Soar Spot: RedbirdAuthor:Abigail Stone
When it comes to a special occasion restaurant, whether the celebration is TGIF or a multi-year anniversary, there are few places in Los Angeles that beat the beauty and majesty of Redbird. Located in downtown Los Angeles, designer Robert Weimer and Amy Knoll Fraser, transformed The Cathedral of St. Vibiana, and its adjoining rectory, into a dramatic spot that turns a meal into an event.

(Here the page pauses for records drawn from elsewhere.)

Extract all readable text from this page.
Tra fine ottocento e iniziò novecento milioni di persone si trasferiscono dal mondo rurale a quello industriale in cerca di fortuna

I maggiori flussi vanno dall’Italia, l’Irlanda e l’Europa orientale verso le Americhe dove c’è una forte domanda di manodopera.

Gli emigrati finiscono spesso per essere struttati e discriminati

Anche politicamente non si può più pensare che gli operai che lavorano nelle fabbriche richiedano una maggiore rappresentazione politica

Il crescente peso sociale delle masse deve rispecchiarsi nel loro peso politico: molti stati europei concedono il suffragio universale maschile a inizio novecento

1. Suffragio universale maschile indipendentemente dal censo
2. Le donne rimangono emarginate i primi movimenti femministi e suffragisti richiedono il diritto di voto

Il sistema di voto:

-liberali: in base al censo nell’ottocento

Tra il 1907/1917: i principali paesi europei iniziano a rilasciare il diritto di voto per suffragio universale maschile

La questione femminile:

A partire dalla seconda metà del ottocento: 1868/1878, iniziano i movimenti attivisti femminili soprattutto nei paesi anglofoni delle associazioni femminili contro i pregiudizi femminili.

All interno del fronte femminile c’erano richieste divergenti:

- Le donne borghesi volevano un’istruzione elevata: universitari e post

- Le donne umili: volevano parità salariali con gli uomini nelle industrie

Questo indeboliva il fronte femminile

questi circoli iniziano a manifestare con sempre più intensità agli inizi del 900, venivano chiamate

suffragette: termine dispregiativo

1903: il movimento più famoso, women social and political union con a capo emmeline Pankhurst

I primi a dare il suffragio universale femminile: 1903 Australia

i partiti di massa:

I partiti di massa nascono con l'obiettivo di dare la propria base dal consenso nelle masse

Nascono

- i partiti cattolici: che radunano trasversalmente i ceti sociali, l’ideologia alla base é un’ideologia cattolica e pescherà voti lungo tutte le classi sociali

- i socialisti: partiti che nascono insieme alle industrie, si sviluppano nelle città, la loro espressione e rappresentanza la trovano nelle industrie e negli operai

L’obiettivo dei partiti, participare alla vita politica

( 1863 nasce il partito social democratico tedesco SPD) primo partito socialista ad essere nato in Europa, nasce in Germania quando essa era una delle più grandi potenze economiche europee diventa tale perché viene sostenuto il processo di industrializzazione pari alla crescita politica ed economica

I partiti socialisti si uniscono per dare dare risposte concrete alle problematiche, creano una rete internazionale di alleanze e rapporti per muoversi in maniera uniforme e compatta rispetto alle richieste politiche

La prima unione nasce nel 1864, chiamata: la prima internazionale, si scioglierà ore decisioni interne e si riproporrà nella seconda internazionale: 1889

“Neal and Amy take an eclectic approach to both the food and design of their restaurants,” says Weimer, who’d worked on Grace and BLD, the couple’s previous restaurants, “I had a clear understanding of their vision; a warm, inviting, lively vibe that feels cosmopolitan and casually elegant.” It would also need to support Fraser’s luxurious modern American cuisine: bold and big, meat-forward and wine-brash, tempered by touches of salt and sour and smoke.

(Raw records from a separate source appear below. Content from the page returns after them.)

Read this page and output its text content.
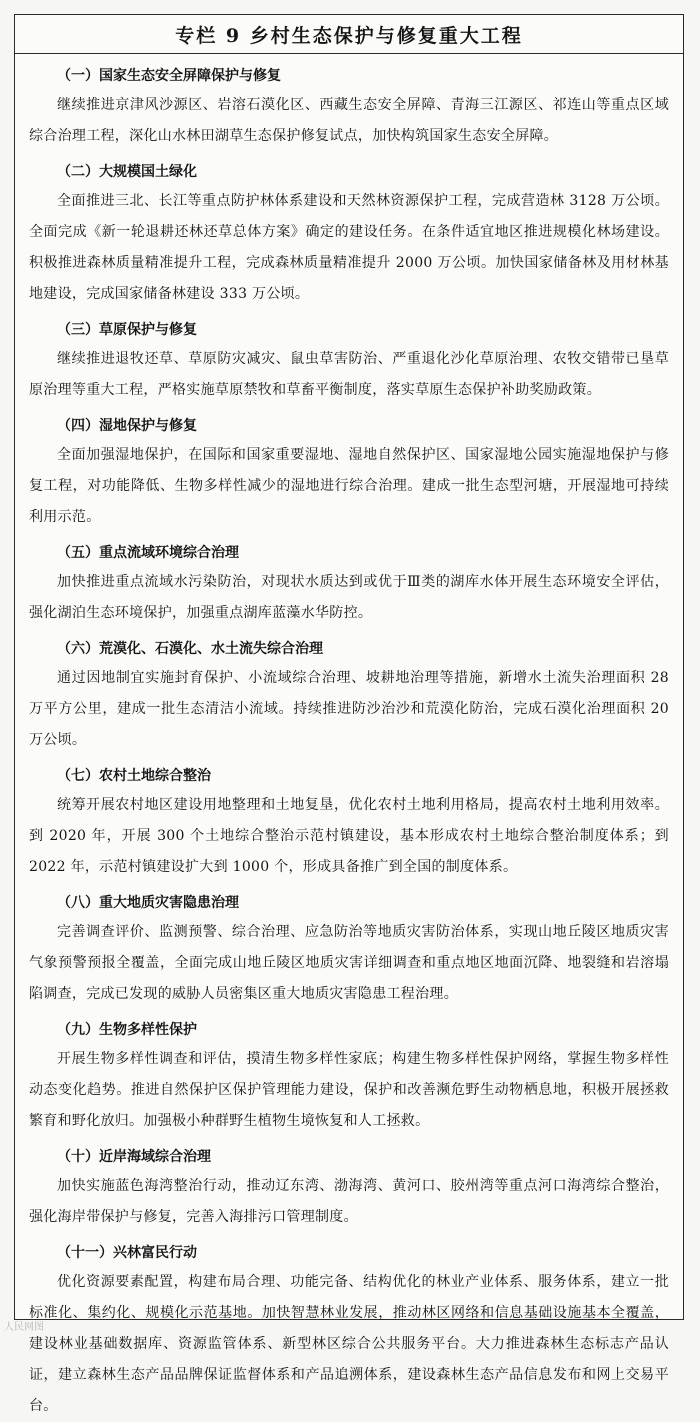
专栏 9 乡村生态保护与修复重大工程

（一）国家生态安全屏障保护与修复

继续推进京津风沙源区、岩溶石漠化区、西藏生态安全屏障、青海三江源区、祁连山等重点区域综合治理工程，深化山水林田湖草生态保护修复试点，加快构筑国家生态安全屏障。

（二）大规模国土绿化

全面推进三北、长江等重点防护林体系建设和天然林资源保护工程，完成营造林 3128 万公顷。全面完成《新一轮退耕还林还草总体方案》确定的建设任务。在条件适宜地区推进规模化林场建设。积极推进森林质量精准提升工程，完成森林质量精准提升 2000 万公顷。加快国家储备林及用材林基地建设，完成国家储备林建设 333 万公顷。

（三）草原保护与修复

继续推进退牧还草、草原防灾减灾、鼠虫草害防治、严重退化沙化草原治理、农牧交错带已垦草原治理等重大工程，严格实施草原禁牧和草畜平衡制度，落实草原生态保护补助奖励政策。

（四）湿地保护与修复

全面加强湿地保护，在国际和国家重要湿地、湿地自然保护区、国家湿地公园实施湿地保护与修复工程，对功能降低、生物多样性减少的湿地进行综合治理。建成一批生态型河塘，开展湿地可持续利用示范。

（五）重点流域环境综合治理

加快推进重点流域水污染防治，对现状水质达到或优于Ⅲ类的湖库水体开展生态环境安全评估，强化湖泊生态环境保护，加强重点湖库蓝藻水华防控。

（六）荒漠化、石漠化、水土流失综合治理

通过因地制宜实施封育保护、小流域综合治理、坡耕地治理等措施，新增水土流失治理面积 28 万平方公里，建成一批生态清洁小流域。持续推进防沙治沙和荒漠化防治，完成石漠化治理面积 20 万公顷。

（七）农村土地综合整治

统筹开展农村地区建设用地整理和土地复垦，优化农村土地利用格局，提高农村土地利用效率。到 2020 年，开展 300 个土地综合整治示范村镇建设，基本形成农村土地综合整治制度体系；到 2022 年，示范村镇建设扩大到 1000 个，形成具备推广到全国的制度体系。

（八）重大地质灾害隐患治理

完善调查评价、监测预警、综合治理、应急防治等地质灾害防治体系，实现山地丘陵区地质灾害气象预警预报全覆盖，全面完成山地丘陵区地质灾害详细调查和重点地区地面沉降、地裂缝和岩溶塌陷调查，完成已发现的威胁人员密集区重大地质灾害隐患工程治理。

（九）生物多样性保护

开展生物多样性调查和评估，摸清生物多样性家底；构建生物多样性保护网络，掌握生物多样性动态变化趋势。推进自然保护区保护管理能力建设，保护和改善濒危野生动物栖息地，积极开展拯救繁育和野化放归。加强极小种群野生植物生境恢复和人工拯救。

（十）近岸海域综合治理

加快实施蓝色海湾整治行动，推动辽东湾、渤海湾、黄河口、胶州湾等重点河口海湾综合整治，强化海岸带保护与修复，完善入海排污口管理制度。

（十一）兴林富民行动

优化资源要素配置，构建布局合理、功能完备、结构优化的林业产业体系、服务体系，建立一批标准化、集约化、规模化示范基地。加快智慧林业发展，推动林区网络和信息基础设施基本全覆盖，建设林业基础数据库、资源监管体系、新型林区综合公共服务平台。大力推进森林生态标志产品认证，建立森林生态产品品牌保证监督体系和产品追溯体系，建设森林生态产品信息发布和网上交易平台。

人民网图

Rather than compete with the innate grandeur of the existing space, Weimer and Fraser played with simple, modern forms that complement it. “We wanted to let the original, beautiful architecture of the rectory [which forms the basis of the restaurant] stand out and maintain its integrity,” says Weimer, “The best way to do that was to contrast it with the new additions. The existing building has thick massive walls and rough surfaces with soft edges; it has the weight of history. The new, inserted pieces play off of that with simple forms, crisp edges, and floating soffits.”
Challenges immediately presented themselves: the building, with its one-foot thick concrete walls, could not be altered and the Frasers wanted the indoor and outdoor experiences of the restaurant to feel similar. “Amy’s idea for the indoor/outdoor bar was a smart way to achieve that, and very successful,” say Weimer, “They also wanted a retractable roof or covering for the courtyard so it could be used year-round. Amy also requested a grey floor. We used a tile pattern found in the original entry but blew it up to a much larger scale and had it fabricated using custom concrete tiles.” Though the solutions seem simple, the transformation took close to a half decade to perform.

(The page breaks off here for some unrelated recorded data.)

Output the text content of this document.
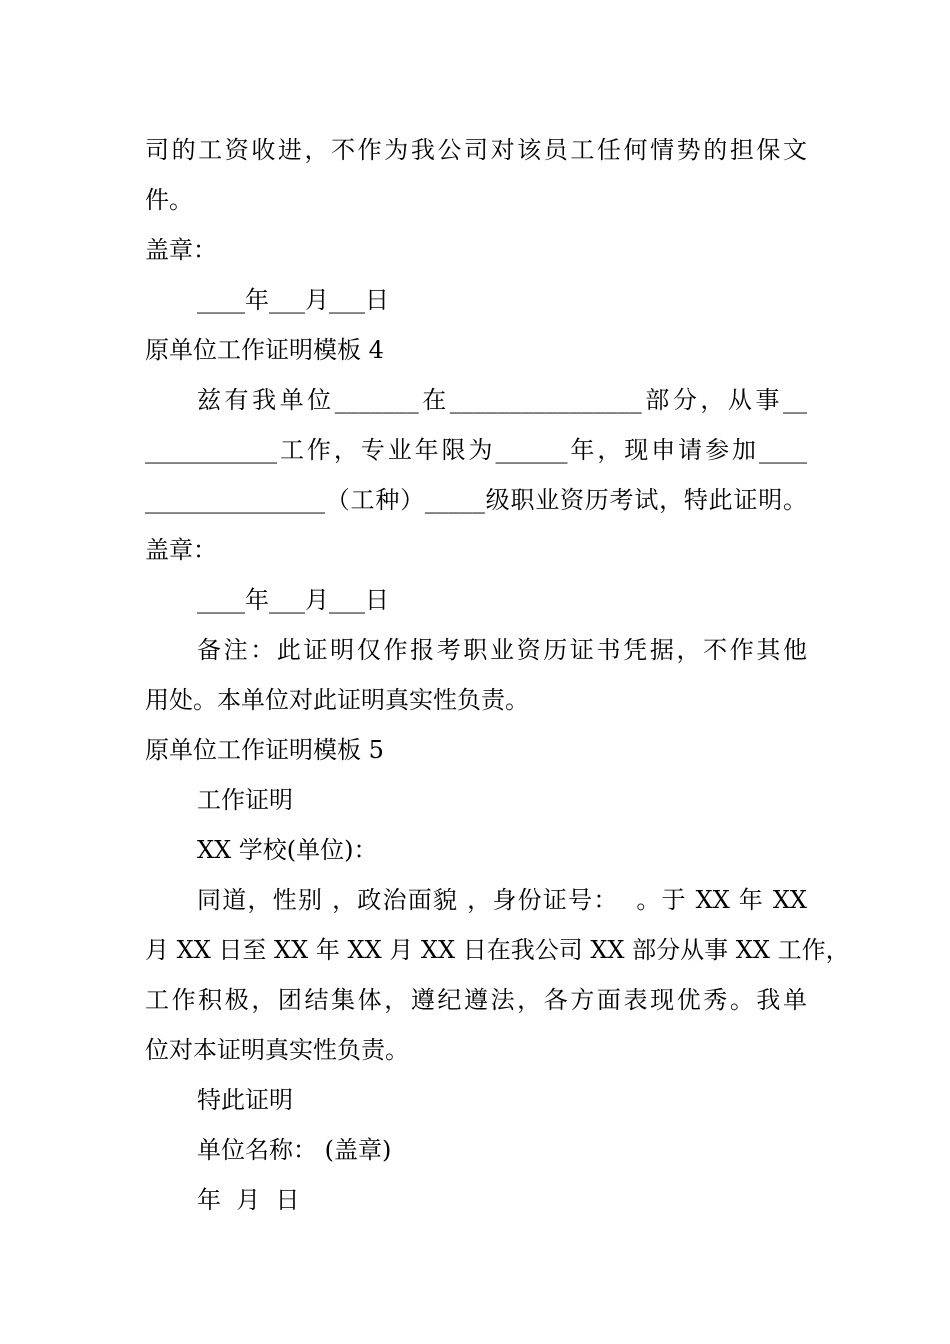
司的工资收进，不作为我公司对该员工任何情势的担保文
件。
盖章：
____年___月___日
原单位工作证明模板 4
兹有我单位_______在________________部分，从事__
___________工作，专业年限为______年，现申请参加____
_______________（工种）_____级职业资历考试，特此证明。
盖章：
____年___月___日
备注：此证明仅作报考职业资历证书凭据，不作其他
用处。本单位对此证明真实性负责。
原单位工作证明模板 5
工作证明
XX 学校(单位)：
同道，性别 ，政治面貌 ，身份证号：  。于 XX 年 XX
月 XX 日至 XX 年 XX 月 XX 日在我公司 XX 部分从事 XX 工作，
工作积极，团结集体，遵纪遵法，各方面表现优秀。我单
位对本证明真实性负责。
特此证明
单位名称： (盖章)
年  月  日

Weimer ticks off the list of accomplishments: “We restored the original painted ceiling and extended it throughout the lounge area; we used the motifs found in the painted patterns in the cathedral to create new patterns and textures, like the walnut laser-cut interlocking circles on the face of the bar; we let the new architecture take a back seat to the historic architecture and create a neutral backdrop for the colorful furniture and painted patterns; the new steel structure in the courtyard stands free of the walls and supports the retracting awning roof and mechanical systems; and, the indoor/outdoor bar, host stand, and service stations are simple geometries clad in walnut and marble.” Custom artwork by LA-based artists including Adam Silverman, Tanya Aguiñiga, Nancy Baker Cahill, Joe Davidson and Chris Corsmeier, can be found throughout the space.
The result of this effort still dazzles five year after the restaurant’s opening. “The space feels both intimate and grand, familial and formal” says Weimer, “The Frasers commitment to service has been integral to that success. And Angelenos don’t often get to connect with our past, so I think the sense of history adds to the experience.”